The 2002 Mid-American Conference baseball tournament took place in May 2002. The top six regular season finishers met in the double-elimination tournament held at Warren E. Steller Field on the campus of Bowling Green State University in Bowling Green, Ohio. This was the fourteenth Mid-American Conference postseason tournament to determine a champion. Third seed won their second consecutive and fourth overall tournament championship to earn the conference's automatic bid to the 2002 NCAA Division I baseball tournament.

== Seeding and format ==
The winner of each division claimed the top two seeds, while the next four finishers based on conference winning percentage only, regardless of division, participated in the tournament. The teams played double-elimination tournament. This was the fifth year of the six team tournament.
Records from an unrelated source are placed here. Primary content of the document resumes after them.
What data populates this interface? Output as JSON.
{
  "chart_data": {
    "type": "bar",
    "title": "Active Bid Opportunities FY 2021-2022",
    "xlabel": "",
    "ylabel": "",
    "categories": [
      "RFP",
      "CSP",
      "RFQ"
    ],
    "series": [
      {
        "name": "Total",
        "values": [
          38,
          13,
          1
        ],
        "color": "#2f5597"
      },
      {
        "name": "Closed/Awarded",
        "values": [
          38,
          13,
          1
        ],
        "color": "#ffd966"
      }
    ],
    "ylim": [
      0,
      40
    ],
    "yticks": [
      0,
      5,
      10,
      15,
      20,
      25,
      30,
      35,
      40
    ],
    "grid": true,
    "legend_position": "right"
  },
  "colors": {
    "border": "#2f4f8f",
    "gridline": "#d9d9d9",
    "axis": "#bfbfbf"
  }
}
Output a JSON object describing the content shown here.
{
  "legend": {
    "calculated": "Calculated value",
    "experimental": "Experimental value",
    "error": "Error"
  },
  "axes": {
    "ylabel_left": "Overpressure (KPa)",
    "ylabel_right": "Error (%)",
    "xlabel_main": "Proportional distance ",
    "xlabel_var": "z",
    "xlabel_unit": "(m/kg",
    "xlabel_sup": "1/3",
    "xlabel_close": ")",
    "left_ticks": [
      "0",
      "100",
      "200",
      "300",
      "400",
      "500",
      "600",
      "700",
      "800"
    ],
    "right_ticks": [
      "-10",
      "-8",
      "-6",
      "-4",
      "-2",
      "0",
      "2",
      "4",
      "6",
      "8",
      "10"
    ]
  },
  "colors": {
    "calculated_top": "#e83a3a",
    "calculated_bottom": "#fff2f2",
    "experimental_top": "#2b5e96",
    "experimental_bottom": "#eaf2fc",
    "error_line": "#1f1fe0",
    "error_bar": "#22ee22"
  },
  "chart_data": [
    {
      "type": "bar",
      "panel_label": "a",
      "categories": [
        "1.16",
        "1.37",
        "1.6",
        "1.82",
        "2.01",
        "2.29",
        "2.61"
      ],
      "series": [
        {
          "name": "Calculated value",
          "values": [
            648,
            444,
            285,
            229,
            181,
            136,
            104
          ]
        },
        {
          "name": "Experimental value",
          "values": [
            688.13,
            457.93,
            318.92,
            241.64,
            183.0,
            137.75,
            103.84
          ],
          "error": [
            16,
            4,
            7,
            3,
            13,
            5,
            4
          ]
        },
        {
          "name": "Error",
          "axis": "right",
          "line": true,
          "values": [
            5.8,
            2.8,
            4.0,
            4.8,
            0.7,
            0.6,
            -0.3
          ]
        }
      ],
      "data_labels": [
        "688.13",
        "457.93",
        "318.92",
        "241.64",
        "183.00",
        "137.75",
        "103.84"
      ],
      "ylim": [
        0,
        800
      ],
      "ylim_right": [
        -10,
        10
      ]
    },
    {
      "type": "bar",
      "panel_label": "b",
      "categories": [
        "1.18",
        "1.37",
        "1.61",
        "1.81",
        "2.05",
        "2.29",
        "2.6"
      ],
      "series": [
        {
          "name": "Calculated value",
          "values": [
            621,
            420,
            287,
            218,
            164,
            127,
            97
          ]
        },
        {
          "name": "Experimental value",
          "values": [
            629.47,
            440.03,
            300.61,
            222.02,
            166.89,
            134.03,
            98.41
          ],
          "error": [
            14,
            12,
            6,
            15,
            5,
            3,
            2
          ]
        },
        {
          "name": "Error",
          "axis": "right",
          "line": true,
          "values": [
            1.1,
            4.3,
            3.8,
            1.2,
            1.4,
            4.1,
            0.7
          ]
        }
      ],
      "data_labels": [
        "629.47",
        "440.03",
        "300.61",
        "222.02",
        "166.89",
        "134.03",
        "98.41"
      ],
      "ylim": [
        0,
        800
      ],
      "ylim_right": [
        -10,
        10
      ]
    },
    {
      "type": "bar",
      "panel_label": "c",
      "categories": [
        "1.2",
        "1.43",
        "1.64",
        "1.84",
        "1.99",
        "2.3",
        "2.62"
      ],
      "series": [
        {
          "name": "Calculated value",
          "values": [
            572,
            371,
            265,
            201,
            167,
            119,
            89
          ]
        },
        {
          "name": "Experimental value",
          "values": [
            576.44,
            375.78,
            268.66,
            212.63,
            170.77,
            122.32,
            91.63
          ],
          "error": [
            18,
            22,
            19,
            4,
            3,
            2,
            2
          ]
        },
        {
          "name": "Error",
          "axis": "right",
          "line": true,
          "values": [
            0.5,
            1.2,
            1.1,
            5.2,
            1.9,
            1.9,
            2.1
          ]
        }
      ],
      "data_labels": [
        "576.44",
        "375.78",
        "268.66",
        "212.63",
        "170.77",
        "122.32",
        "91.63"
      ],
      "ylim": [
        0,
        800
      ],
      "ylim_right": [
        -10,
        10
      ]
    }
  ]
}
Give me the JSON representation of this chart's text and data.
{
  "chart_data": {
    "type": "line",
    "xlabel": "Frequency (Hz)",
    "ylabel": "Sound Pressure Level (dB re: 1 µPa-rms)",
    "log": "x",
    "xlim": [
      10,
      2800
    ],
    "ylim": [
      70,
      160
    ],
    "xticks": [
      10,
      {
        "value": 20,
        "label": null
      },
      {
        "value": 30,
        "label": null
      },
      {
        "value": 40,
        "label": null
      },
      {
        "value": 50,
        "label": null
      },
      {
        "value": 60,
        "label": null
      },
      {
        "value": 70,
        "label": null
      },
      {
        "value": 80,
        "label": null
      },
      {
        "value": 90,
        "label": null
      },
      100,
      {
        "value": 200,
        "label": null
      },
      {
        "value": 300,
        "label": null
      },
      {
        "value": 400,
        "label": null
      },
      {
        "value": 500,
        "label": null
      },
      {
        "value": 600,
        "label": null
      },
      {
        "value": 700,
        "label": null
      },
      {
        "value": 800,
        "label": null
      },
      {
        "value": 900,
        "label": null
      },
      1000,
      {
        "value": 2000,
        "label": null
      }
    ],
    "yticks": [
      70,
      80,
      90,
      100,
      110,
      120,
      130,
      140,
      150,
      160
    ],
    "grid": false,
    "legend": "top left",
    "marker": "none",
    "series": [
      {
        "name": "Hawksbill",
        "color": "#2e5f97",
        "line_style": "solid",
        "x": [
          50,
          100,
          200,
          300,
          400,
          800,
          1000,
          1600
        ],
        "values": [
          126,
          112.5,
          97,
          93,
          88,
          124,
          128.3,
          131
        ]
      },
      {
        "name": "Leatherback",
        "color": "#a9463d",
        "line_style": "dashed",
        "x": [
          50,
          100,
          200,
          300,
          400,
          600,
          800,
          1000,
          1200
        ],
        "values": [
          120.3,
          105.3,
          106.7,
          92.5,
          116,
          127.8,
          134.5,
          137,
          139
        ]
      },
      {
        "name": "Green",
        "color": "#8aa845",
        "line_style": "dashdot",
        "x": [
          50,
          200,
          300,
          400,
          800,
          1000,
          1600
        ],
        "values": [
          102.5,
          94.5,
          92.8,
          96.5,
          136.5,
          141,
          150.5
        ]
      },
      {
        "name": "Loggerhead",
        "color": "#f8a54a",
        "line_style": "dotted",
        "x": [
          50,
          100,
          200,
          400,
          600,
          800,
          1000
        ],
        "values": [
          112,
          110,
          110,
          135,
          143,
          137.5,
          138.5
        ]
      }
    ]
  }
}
| Team | W | L | PCT | GB | Seed |
East Division
| Bowling Green | 18 | 7 | .720 | – | 1 |
| Kent State | 18 | 8 | .692 | .5 | 3 |
| Miami | 16 | 12 | .571 | 3.5 | 6 |
| Ohio | 14 | 13 | .519 | 5 | – |
| Akron | 8 | 19 | .296 | 11 | – |
| Buffalo | 6 | 17 | .261 | 11 | – |
| Marshall | 7 | 20 | .259 | 12 | – |
West Division
| Eastern Michigan | 19 | 9 | .679 | – | 2 |
| Ball State | 17 | 9 | .654 | 1 | 4 |
| Central Michigan | 14 | 10 | .583 | 4 | 5 |
| Western Michigan | 12 | 13 | .480 | 5.5 | – |
| Northern Illinois | 11 | 14 | .440 | 6.5 | – |
| Toledo | 9 | 18 | .333 | 9.5 | – |

== All-Tournament Team ==
The following players were named to the All-Tournament Team.

| Name | School |
|---|---|
| Dirk Hayhurst | Kent State |
| Doug Boone | Ball State |
| Michael Carlin | Miami |
| Chris Welsch | Kent State |
| Brady Glass | Kent State |
| Tim Bullinger | Central Michigan |
| Tom Martin | Kent State |
| Ben Schroeder | Ball State |
| Brad Snyder | Ball State |
| Adam Metzler | Ball State |

=== Most Valuable Player ===
Brad Snyder won the Tournament Most Valuable Player award. Snyder played for Ball State.